I cannot explain how excited I was to see this competition—the prompt was self-evidently inspiring (pick a colour and tell us what you love about Australia!), but also, as an aspiring picture book author/illustrator, the opportunity to possibly feature in a real-life picture book, and to share that experience with other people in the community, was just so wonderful. It would’ve been a delight just to give it a go, and then… [to be continued!]
Your entry, Ocean Pools, was selected as one of our pieces for the anthology. We love it! What does it mean to you to be included?
… it was a ridiculous joy, and thrill, and honour, to be actually selected for the anthology! And now to hold the book in my hands and to be involved in sharing it with the world! Unbelievable. I am so grateful that Just Write for Kids for all the work that has gone into inspiring and creating this picture book. And I love that part of the proceeds are supporting the work of the Indigenous Literacy Foundation.
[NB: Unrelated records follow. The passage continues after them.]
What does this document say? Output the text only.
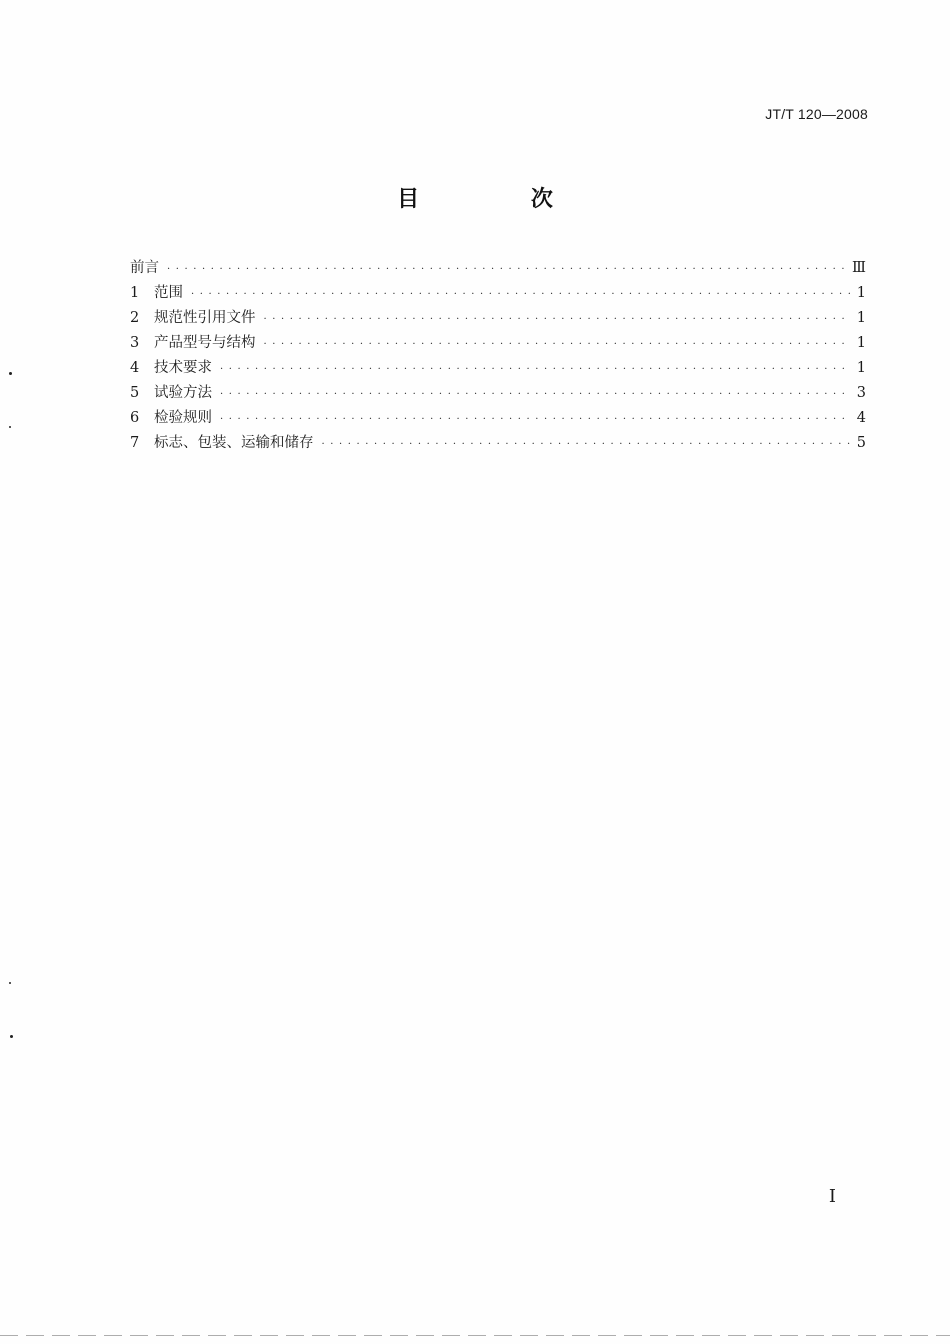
JT/T 120—2008
目 次
前言 · · ·	Ⅲ
1	范围 · · ·	1
2	规范性引用文件 · · ·	1
3	产品型号与结构 · · ·	1
4	技术要求 · · ·	1
5	试验方法 · · ·	3
6	检验规则 · · ·	4
7	标志、包装、运输和储存 · · ·	5
I
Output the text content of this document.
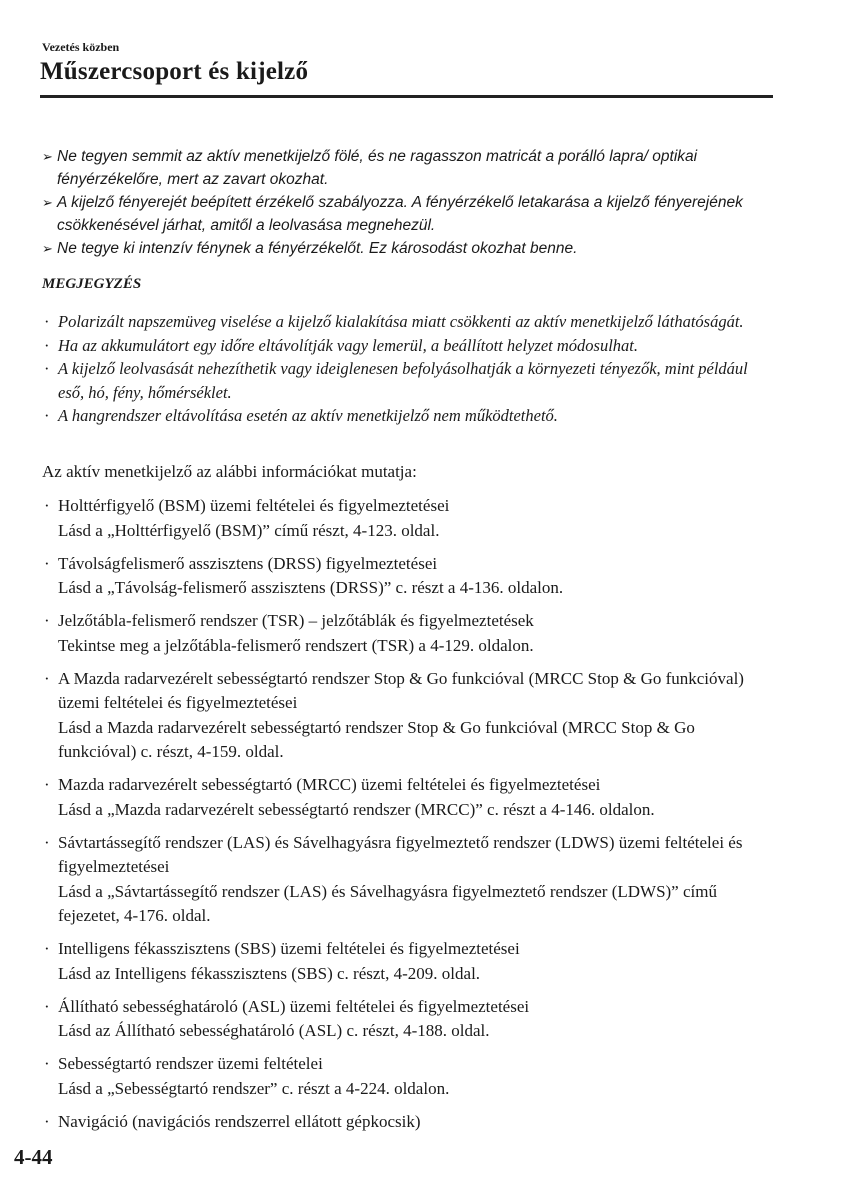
Vezetés közben
Műszercsoport és kijelző
➢ Ne tegyen semmit az aktív menetkijelző fölé, és ne ragasszon matricát a porálló lapra/ optikai fényérzékelőre, mert az zavart okozhat.
➢ A kijelző fényerejét beépített érzékelő szabályozza. A fényérzékelő letakarása a kijelző fényerejének csökkenésével járhat, amitől a leolvasása megnehezül.
➢ Ne tegye ki intenzív fénynek a fényérzékelőt. Ez károsodást okozhat benne.
MEGJEGYZÉS
· Polarizált napszemüveg viselése a kijelző kialakítása miatt csökkenti az aktív menetkijelző láthatóságát.
· Ha az akkumulátort egy időre eltávolítják vagy lemerül, a beállított helyzet módosulhat.
· A kijelző leolvasását nehezíthetik vagy ideiglenesen befolyásolhatják a környezeti tényezők, mint például eső, hó, fény, hőmérséklet.
· A hangrendszer eltávolítása esetén az aktív menetkijelző nem működtethető.
Az aktív menetkijelző az alábbi információkat mutatja:
· Holttérfigyelő (BSM) üzemi feltételei és figyelmeztetései
Lásd a „Holttérfigyelő (BSM)” című részt, 4-123. oldal.
· Távolságfelismerő asszisztens (DRSS) figyelmeztetései
Lásd a „Távolság-felismerő asszisztens (DRSS)” c. részt a 4-136. oldalon.
· Jelzőtábla-felismerő rendszer (TSR) – jelzőtáblák és figyelmeztetések
Tekintse meg a jelzőtábla-felismerő rendszert (TSR) a 4-129. oldalon.
· A Mazda radarvezérelt sebességtartó rendszer Stop & Go funkcióval (MRCC Stop & Go funkcióval) üzemi feltételei és figyelmeztetései
Lásd a Mazda radarvezérelt sebességtartó rendszer Stop & Go funkcióval (MRCC Stop & Go funkcióval) c. részt, 4-159. oldal.
· Mazda radarvezérelt sebességtartó (MRCC) üzemi feltételei és figyelmeztetései
Lásd a „Mazda radarvezérelt sebességtartó rendszer (MRCC)” c. részt a 4-146. oldalon.
· Sávtartássegítő rendszer (LAS) és Sávelhagyásra figyelmeztető rendszer (LDWS) üzemi feltételei és figyelmeztetései
Lásd a „Sávtartássegítő rendszer (LAS) és Sávelhagyásra figyelmeztető rendszer (LDWS)” című fejezetet, 4-176. oldal.
· Intelligens fékasszisztens (SBS) üzemi feltételei és figyelmeztetései
Lásd az Intelligens fékasszisztens (SBS) c. részt, 4-209. oldal.
· Állítható sebességhatároló (ASL) üzemi feltételei és figyelmeztetései
Lásd az Állítható sebességhatároló (ASL) c. részt, 4-188. oldal.
· Sebességtartó rendszer üzemi feltételei
Lásd a „Sebességtartó rendszer” c. részt a 4-224. oldalon.
· Navigáció (navigációs rendszerrel ellátott gépkocsik)
4-44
Why were you inspired to create this piece?
I live near a few ocean pools at the moment and I am captivated by them. They have become such a big part of my life in the last few years—when I’ve been visiting the beach with my little kids in tow. I think they are absolutely beautiful to look at, and just magical to experience. I feel like I belong in an ocean pool…like I have a bodily memory of evolving from the sea… like I am part sea-creature! I wanted to share that feeling in my piece.
In what other ways do you spread the joy of art to children?
Do you know what? I think I’m in debt; for the most part, children spread the joy of art to me!